Today we celebrate the feast of St. Mary Magdalene, the
apostle to the apostles, the one Jesus
sent to tell the apostles that He had risen from the dead. We pray in the “Collect”
of the Mass, “O God, whose Only Begotten Son entrusted Mary Magdalene before
all others (emphasis mine) with
announcing the great joy of the Resurrection, grant, we pray, that through her
intercession and example we may proclaim the living Christ and come to see him
reigning in your glory.”
The Gospel recounts that first Easter morning. Mary is desperately
eager to go to the tomb to give Jesus’ body the proper anointing that was not
possible when they took His body off the cross. There was not time before the
Passover restrictions would have been applied. So she rushes to the tomb that
Easter morn. It is still dark. She finds the stone removed from the entrance of
the tomb and the tomb empty. She stands
outside the tomb, occasionally bending in peering into the darkness of the tomb,
hoping his body is really there. She sees “two angels in white sitting… one at
the head and one at the feet where the Body of Jesus had been. ‘Woman, why are you weeping?” Where, O where, have they taken my Lord, she
cries out. The risen Jesus is standing
right behind her. She turns and sees him but does not recognize him. “Sir, if
you have carried him away, tell me where you laid him, and I will take him.” “Mary,”
He says, and she immediately recognizes Him.
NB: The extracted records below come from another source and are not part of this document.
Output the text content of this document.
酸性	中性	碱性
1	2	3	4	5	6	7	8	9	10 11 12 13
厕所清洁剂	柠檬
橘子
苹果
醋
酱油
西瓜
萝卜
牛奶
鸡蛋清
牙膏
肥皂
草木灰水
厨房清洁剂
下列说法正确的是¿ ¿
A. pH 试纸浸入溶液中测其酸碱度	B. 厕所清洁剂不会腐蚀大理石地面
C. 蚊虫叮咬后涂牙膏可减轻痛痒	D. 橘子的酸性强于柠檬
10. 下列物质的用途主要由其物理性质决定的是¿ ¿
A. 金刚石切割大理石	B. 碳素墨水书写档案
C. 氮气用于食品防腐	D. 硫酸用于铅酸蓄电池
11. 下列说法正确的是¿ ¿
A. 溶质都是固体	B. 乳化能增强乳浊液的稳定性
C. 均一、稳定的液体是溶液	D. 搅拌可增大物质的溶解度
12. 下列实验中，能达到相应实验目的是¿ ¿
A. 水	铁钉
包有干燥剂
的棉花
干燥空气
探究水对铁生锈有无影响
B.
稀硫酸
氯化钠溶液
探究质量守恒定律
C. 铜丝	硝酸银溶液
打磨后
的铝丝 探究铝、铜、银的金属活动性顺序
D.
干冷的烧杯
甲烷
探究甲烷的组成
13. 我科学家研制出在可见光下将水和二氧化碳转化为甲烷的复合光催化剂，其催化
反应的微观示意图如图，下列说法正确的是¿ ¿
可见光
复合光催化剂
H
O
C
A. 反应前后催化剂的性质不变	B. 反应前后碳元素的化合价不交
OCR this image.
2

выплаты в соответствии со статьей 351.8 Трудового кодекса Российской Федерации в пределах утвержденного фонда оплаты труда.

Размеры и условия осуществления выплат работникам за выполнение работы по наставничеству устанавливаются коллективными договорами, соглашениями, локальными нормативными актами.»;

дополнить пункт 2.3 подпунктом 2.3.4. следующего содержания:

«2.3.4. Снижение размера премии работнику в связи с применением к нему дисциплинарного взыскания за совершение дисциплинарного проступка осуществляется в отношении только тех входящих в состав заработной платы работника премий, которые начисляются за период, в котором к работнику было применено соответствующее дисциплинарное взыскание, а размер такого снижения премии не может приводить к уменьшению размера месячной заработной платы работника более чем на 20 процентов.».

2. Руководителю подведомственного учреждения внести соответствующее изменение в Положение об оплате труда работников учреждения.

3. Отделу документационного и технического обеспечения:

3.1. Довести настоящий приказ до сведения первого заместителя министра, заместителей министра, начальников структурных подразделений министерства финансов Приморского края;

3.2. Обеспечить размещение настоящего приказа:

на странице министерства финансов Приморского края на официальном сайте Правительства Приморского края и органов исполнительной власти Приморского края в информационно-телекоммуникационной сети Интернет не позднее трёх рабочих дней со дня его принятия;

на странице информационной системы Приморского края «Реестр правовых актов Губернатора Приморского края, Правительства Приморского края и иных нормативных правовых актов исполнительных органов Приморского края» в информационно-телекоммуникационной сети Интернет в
Crucifixion! Darkness! Empty tombs! Only gardeners! Nobodies! The scene repeated over and over again in the history of the world! Crucifixions, scourging, “crownings” with thorns, empty “tombs,” no bodies to be found, the “living” not even recognized they are so downtrodden, beaten, left for dead, unrecognized. We pass the homeless and hardly steal a glance! Children are in unsafe situations and we hardly notice! Women and men are being “whipped into submission” and we hardly notice. “Tombs”—no life worth living in neighborhoods and refugee camps across the globe! “Mary,” Jesus says, and the devastingly, dark emptiness of the tomb experience is transformed by a personal encounter! Do I realize that I have the same power among "the tombs" of today?